Sensei brings clarity and efficiency to Swinburne University’s IT projects
Backed by the support of Sensei Project Solutions (Sensei), Melbourne’s Swinburne University of Technology has introduced a structured way of handling its projects in the information technology department using Microsoft Project Online.
Over the course of five years, Swinburne has matured its project management capability, so it achieves optimal results across multiple concurrent initiatives and has more recently introduced Sensei’s Reporting Hub for greater insights and control across all projects.
Swinburne University of Technology (Swinburne) is an Australian public university based in Melbourne, Victoria. It was founded in 1908 as the Eastern Suburbs Technical College by George Swinburne in order to serve those without access to further education in Melbourne’s eastern suburbs. Today it has a student roll of more than 23,000.
Like many large organisations, the IT department serving Swinburne runs multiple projects in its efforts to provide employees and students with the services required for their daily activities, says Christie Margin, PMO Team Leader at the University. “Those projects range from large implementations of new software we might need, like Learning Management Systems, down to smaller initiatives like refurbishing classrooms. In dollar terms, it’s anything from multi-million dollar projects, down to some that might be $40,000 for new audio-visual equipment.”
Prior to bringing in Sensei, Ms Margin says the challenges were clear: “Project data was difficult to get hold of, it was hard to see where any given project was, we didn’t have accurate resource planning- that is, who was working on what and when they were available – and we didn’t have good costing information.”
With a constant portfolio of multiple projects running at any given time, the distinct lack of coordination and efficiency demanded a better way if Swinburne was to be sure of getting the best results from every initiative. “One of the major issues we had related to time sheeting.

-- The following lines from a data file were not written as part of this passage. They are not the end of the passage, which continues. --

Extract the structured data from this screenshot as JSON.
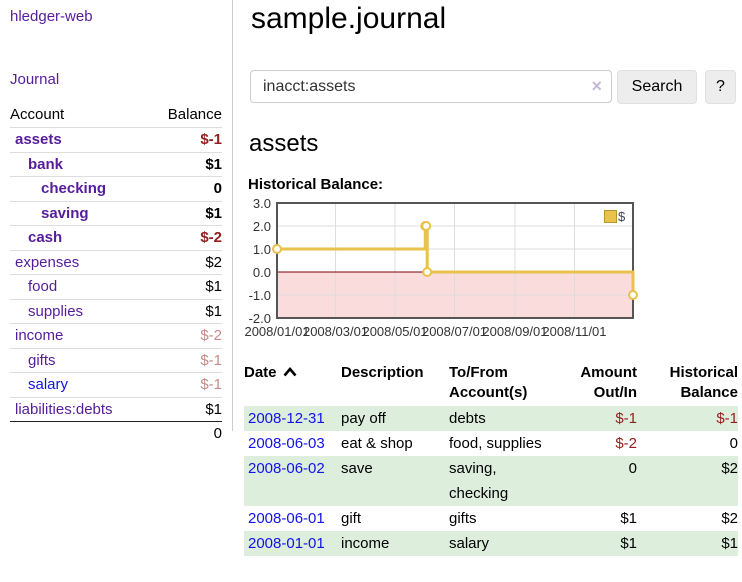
{
  "colors": {
    "purple": "#561d9b",
    "blue": "#1212e6",
    "negative": "#951d1d",
    "negative_dim": "#c98a8a",
    "row_green": "#ddeedd",
    "gold": "#e8c24a",
    "pink_region": "#fadcdc",
    "zero_line": "#7e0000"
  },
  "sidebar": {
    "brand": "hledger-web",
    "journal_label": "Journal",
    "accounts": {
      "col_account": "Account",
      "col_balance": "Balance",
      "total": "0",
      "rows": [
        {
          "name": "assets",
          "balance": "$-1",
          "depth": 1,
          "bold": true
        },
        {
          "name": "bank",
          "balance": "$1",
          "depth": 2,
          "bold": true
        },
        {
          "name": "checking",
          "balance": "0",
          "depth": 3,
          "bold": true
        },
        {
          "name": "saving",
          "balance": "$1",
          "depth": 3,
          "bold": true
        },
        {
          "name": "cash",
          "balance": "$-2",
          "depth": 2,
          "bold": true
        },
        {
          "name": "expenses",
          "balance": "$2",
          "depth": 1
        },
        {
          "name": "food",
          "balance": "$1",
          "depth": 2
        },
        {
          "name": "supplies",
          "balance": "$1",
          "depth": 2
        },
        {
          "name": "income",
          "balance": "$-2",
          "depth": 1,
          "dim": true
        },
        {
          "name": "gifts",
          "balance": "$-1",
          "depth": 2,
          "dim": true
        },
        {
          "name": "salary",
          "balance": "$-1",
          "depth": 2,
          "dim": true,
          "link_blue": true
        },
        {
          "name": "liabilities:debts",
          "balance": "$1",
          "depth": 1
        }
      ]
    }
  },
  "main": {
    "title": "sample.journal",
    "search": {
      "value": "inacct:assets",
      "clear_icon": "×",
      "button_label": "Search",
      "help_label": "?"
    },
    "account_heading": "assets",
    "chart_label": "Historical Balance:"
  },
  "chart_data": {
    "type": "line",
    "step": true,
    "title": "Historical Balance:",
    "series": [
      {
        "name": "$",
        "color": "#e8c24a",
        "points": [
          [
            "2008-01-01",
            1
          ],
          [
            "2008-06-01",
            2
          ],
          [
            "2008-06-02",
            2
          ],
          [
            "2008-06-03",
            0
          ],
          [
            "2008-12-31",
            -1
          ]
        ]
      }
    ],
    "x_ticks": [
      "2008/01/01",
      "2008/03/01",
      "2008/05/01",
      "2008/07/01",
      "2008/09/01",
      "2008/11/01"
    ],
    "x_range": [
      "2008-01-01",
      "2008-12-31"
    ],
    "y_ticks": [
      "3.0",
      "2.0",
      "1.0",
      "0.0",
      "-1.0",
      "-2.0"
    ],
    "ylim": [
      -2,
      3
    ],
    "grid": true,
    "negative_region": true,
    "legend": {
      "label": "$",
      "position": "top-right"
    }
  },
  "register": {
    "sort": "ascending",
    "headers": [
      {
        "l1": "Date",
        "l2": "",
        "sort_icon": true
      },
      {
        "l1": "Description",
        "l2": ""
      },
      {
        "l1": "To/From",
        "l2": "Account(s)"
      },
      {
        "l1": "Amount",
        "l2": "Out/In"
      },
      {
        "l1": "Historical",
        "l2": "Balance"
      }
    ],
    "rows": [
      {
        "date": "2008-12-31",
        "description": "pay off",
        "accounts": "debts",
        "amount": "$-1",
        "balance": "$-1"
      },
      {
        "date": "2008-06-03",
        "description": "eat & shop",
        "accounts": "food, supplies",
        "amount": "$-2",
        "balance": "0"
      },
      {
        "date": "2008-06-02",
        "description": "save",
        "accounts": "saving, checking",
        "amount": "0",
        "balance": "$2"
      },
      {
        "date": "2008-06-01",
        "description": "gift",
        "accounts": "gifts",
        "amount": "$1",
        "balance": "$2"
      },
      {
        "date": "2008-01-01",
        "description": "income",
        "accounts": "salary",
        "amount": "$1",
        "balance": "$1"
      }
    ]
  }
}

We had a lot of Business as Usual teams working on various projects, but no way of capturing the cost and allocating it to the individual project actuals so those specific initiatives could carry the cost,” Ms Margin explains.
Ms Margin says Sensei’s deep understanding of structured work was essential in helping Swinburne get a better handle on its projects. “This was particularly evident in the time sheeting challenge; Sensei quickly got an understanding of the need to create and configure timesheets with built in approvals which would let each project manager check and verify time spent on their initiatives.”
Most importantly, Sensei also provided training which enables Swinburne to self-manage roll-out and manage time sheeting within its Microsoft Project Online solution. “We relied on Sensei to provide the training materials, too, including reference guides and documentation. This was a big help, because while our contractors are accustomed to using timesheets, a lot of our long-term staffers weren’t. And for the system to work well, everyone has to use it.
” Another major improvement introduced by Sensei is portfolio reporting, in terms of which Swinburne’s IT department can easily review the status of all projects. For this, Sensei has deployed a customised version of its Reporting Hub solution, an Azure hosted data warehouse for Microsoft PPM. Reporting Hub synchronises Project Online data and also allows for reporting across Line of Business systems.
“We’d initially had a portfolio report built in Project Online ages ago, but it just didn’t suit our needs, so we asked Sensei to come up with a new one. They did that by taking two rounds of inputs from project managers and the IT department to get a clear understanding of what the people working with it wanted. This was crucial, because if you leave out the perspective of either side – the project managers or the line of business folks – you end up with what we had before, a report which isn’t fit for purpose.”
Thanks to Sensei’s support, Ms Margin says Swinburne’s IT department has a standard toolset most project managers have experienced before. “It is fairly easy to get up to speed using Project Online; now, with Sensei, we have built some minimum standards for project management around the tool. That includes scheduling, issues tracking and of course the all-important time sheeting component, which provides for accurate resourcing and chargebacks. And all core mandatory project documents are stored in Project Online.”
What that means in practice, she explains, is ease of information access. “It’s now straightforward to do a quick health check on the administrative side of projects. We know where everything is instead of digging around on network drives or having to ask people for stuff on personal devices.”
The value of this capability cannot be underestimated, stresses Ms Margin. “If, for example, there’s a changeover of project manager, a new person can pick right up where the other left off before.”
Reporting at an executive level has come a long way with Reporting Hub. “We now publish a portfolio report every month. It goes to the CIO and the executive team, pumping out the data necessary to keep track of everything. It just works.
Sensei has helped us develop our Project Online skills further and they’ve supported us to have a better understanding of the SharePoint side of things. We’re now able to do a lot of the reporting ourselves.
In short, Sensei has embedded knowledge within our Project Management Office. And whenever we need additional help, nothing is too much trouble: they are there to augment our own capabilities as required.”